Profiling Data in Databricks

Saturday morning study session and had a little focus on profiling data in databricks notebooks. Here’s a quick review…

So what I’ve covered so far:

  • Spark Profiler
  • Databricks Profiler
  • Great Expectations
  • Pandas Profiler

tldr; pandas profiler and great expectations are my go to’s.

Spark Profiler

Spark has a profiler method on a data frame:

my_df.describe()
my_df.summarize()

This is nothing new and we can read about it here. All in all it’s pretty limited but you do get the results back into data set that you can use for other automations. For more advance profiles though you’ll be neck deep in dataframe code.

Databricks Profiler

Databricks have introduced a richer profiler. You can either click the profile tab on the results or code it. The problem with this is the usability of it. There doesn’t appear to be a way to get the results back into dataframe e.g. for generating expectations. Also the GUI isn’t great expanding out the show raw data is really limited and I can’t get that into a dataframe also.

from pyspark.sql.functions import expr

airportsnaFilePath = "/databricks-datasets/learning-spark-v2/flights/airport-codes-na.txt"
  
# Obtain airports data set
airportsna = (spark.read
  .format("csv")
  .options(header="true", inferSchema="true", sep="\t")
  .load(airportsnaFilePath))

dbutils.data.summarize(airportsna)

Great Expectations

Great expectations has an auto profiler available in the CLI tooling and does support native spark dataframes which is great.
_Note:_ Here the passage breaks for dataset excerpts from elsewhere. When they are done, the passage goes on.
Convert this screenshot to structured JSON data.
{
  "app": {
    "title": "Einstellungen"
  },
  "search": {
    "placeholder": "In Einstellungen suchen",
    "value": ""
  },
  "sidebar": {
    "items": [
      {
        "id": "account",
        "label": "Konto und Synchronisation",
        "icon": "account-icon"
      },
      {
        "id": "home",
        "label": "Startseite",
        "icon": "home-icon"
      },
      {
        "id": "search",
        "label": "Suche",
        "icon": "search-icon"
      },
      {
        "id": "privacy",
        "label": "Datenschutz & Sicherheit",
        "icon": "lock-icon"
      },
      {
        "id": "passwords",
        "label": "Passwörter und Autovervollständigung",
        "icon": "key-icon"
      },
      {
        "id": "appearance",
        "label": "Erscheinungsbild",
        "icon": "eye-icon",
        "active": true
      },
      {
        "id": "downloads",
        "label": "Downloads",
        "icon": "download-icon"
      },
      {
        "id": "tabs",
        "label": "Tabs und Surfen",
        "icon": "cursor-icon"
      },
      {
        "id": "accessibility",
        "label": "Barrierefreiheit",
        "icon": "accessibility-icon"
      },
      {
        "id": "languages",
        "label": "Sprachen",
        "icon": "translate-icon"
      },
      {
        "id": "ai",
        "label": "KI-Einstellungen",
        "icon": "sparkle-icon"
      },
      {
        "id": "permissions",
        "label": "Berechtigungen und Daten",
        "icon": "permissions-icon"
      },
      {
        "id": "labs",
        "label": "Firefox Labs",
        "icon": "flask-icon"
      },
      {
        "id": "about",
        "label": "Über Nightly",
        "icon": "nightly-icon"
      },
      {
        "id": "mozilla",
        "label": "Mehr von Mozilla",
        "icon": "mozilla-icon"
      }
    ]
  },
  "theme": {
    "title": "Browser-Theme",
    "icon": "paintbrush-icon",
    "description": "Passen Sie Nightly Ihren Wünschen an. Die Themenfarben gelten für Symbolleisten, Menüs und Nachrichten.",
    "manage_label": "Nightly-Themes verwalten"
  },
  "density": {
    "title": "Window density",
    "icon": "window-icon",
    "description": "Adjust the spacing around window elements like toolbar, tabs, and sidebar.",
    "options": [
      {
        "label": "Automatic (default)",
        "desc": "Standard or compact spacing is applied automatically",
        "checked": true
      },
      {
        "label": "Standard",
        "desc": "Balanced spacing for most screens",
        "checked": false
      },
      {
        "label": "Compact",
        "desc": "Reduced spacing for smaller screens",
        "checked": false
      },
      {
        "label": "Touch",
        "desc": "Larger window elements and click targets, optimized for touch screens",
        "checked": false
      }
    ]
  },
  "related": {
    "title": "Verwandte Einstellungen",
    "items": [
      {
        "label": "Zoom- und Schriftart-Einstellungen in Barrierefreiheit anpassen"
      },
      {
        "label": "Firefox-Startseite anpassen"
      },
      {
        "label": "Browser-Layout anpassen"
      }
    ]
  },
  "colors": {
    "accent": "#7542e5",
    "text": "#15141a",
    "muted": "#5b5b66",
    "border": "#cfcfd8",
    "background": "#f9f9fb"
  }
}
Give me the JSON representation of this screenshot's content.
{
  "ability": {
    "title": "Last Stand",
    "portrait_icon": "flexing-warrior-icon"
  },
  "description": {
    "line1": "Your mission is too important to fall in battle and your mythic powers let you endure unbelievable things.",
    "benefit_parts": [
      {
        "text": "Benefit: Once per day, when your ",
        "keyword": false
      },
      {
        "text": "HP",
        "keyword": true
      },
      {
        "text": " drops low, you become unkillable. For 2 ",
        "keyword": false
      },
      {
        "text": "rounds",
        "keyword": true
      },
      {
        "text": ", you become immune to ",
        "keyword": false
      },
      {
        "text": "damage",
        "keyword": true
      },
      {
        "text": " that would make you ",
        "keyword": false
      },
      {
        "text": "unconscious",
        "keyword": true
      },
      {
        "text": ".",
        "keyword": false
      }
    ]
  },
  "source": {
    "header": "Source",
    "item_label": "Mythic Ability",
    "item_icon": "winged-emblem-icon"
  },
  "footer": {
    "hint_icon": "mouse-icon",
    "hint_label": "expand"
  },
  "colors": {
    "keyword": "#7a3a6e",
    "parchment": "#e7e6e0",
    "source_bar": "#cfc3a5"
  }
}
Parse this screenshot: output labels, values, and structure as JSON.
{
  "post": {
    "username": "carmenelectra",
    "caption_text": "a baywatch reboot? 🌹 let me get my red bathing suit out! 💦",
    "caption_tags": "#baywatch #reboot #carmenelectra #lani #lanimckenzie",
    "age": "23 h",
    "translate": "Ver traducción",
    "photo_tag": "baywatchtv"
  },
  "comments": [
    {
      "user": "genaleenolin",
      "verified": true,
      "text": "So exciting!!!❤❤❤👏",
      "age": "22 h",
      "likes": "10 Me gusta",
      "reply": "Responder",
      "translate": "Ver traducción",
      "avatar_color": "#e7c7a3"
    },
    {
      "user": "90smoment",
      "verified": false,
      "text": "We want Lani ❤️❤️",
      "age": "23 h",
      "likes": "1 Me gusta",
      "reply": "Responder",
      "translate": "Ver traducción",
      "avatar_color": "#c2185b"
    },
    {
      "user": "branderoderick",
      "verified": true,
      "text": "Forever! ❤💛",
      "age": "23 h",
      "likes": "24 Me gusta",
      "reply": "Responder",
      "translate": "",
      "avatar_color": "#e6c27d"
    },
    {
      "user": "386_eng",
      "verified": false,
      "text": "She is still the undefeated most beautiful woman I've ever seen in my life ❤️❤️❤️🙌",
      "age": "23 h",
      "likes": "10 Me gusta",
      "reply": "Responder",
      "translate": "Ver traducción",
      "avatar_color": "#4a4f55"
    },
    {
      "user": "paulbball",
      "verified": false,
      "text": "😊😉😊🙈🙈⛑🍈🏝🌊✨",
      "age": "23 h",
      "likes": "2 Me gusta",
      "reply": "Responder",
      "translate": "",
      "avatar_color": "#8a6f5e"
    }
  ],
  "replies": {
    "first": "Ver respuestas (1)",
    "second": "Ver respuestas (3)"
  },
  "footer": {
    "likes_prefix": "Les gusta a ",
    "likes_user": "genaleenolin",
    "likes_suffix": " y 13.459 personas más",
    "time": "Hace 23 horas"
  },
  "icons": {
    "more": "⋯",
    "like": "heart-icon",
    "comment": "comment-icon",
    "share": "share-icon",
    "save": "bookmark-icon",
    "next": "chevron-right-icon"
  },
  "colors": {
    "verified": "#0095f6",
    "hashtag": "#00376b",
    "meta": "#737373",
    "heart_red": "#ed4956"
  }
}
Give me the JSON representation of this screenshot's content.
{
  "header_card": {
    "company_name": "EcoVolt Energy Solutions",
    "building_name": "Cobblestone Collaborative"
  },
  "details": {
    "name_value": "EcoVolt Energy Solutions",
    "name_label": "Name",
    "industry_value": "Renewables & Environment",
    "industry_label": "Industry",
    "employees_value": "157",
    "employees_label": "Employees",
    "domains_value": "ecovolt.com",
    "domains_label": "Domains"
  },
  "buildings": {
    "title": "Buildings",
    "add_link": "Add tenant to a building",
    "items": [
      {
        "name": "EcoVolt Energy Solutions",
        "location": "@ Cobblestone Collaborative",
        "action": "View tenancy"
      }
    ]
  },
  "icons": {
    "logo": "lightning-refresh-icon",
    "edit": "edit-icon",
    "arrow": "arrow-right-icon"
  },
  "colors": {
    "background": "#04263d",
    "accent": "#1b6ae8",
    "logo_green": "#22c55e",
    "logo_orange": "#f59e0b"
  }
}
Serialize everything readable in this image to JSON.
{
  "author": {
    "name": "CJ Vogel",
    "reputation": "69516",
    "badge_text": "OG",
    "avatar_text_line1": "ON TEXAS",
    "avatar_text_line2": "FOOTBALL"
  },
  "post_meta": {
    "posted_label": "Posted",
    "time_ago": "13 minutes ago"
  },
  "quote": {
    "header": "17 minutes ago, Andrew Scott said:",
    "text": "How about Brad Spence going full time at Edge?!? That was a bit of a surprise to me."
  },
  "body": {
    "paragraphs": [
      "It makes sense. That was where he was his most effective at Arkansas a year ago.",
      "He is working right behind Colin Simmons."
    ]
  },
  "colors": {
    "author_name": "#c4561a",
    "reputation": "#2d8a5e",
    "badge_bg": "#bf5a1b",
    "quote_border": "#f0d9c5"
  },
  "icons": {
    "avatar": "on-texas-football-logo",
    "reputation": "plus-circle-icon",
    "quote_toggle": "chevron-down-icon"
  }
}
The auto-profiler does an ok job and it also creates some Great Expectations (see what I did). The downside is there is a learning curve getting this working on databricks.

Pandas Profiler

Hands down this is the best quick profile I tried. The output is awesome… Hugely detailed and readable output. The downside being it’s pandas so blowing up your cluster is a possibility! However if your datasets are manageable then it’s great. You can either render the report in a notebook…

%pip install pandas-profiling
import pandas as pd
from pandas_profiling import ProfileReport

profile = ProfileReport(airportsna.toPandas(), title="Pandas Profiling Report", explorative=True)
displayHTML(profile.to_html())

Or here’s a little trick to provide a download…

profile.to_file('/tmp/profile_report.html')
dbutils.fs.ls("file:/tmp/")
dbutils.fs.cp("file:/tmp/profile_report.html", "/FileStore/data_profiles/profile_report.html")
displayHTML("""
<a href='https://adb-0000000000000000.0.azuredatabricks.net/files/data_profiles/profile_report.html'>report</a>
""")

Hopefully I can get the data as a dataframe too. Here’s a section of the report… much bigger than I could fit in the screen grab.

The downside here of course is that we’re not using spark dataframes and it creates no expectations. I did try using pyspark.pandas AKA koalas by simply changing the import, but alas no joy; no full parity yet!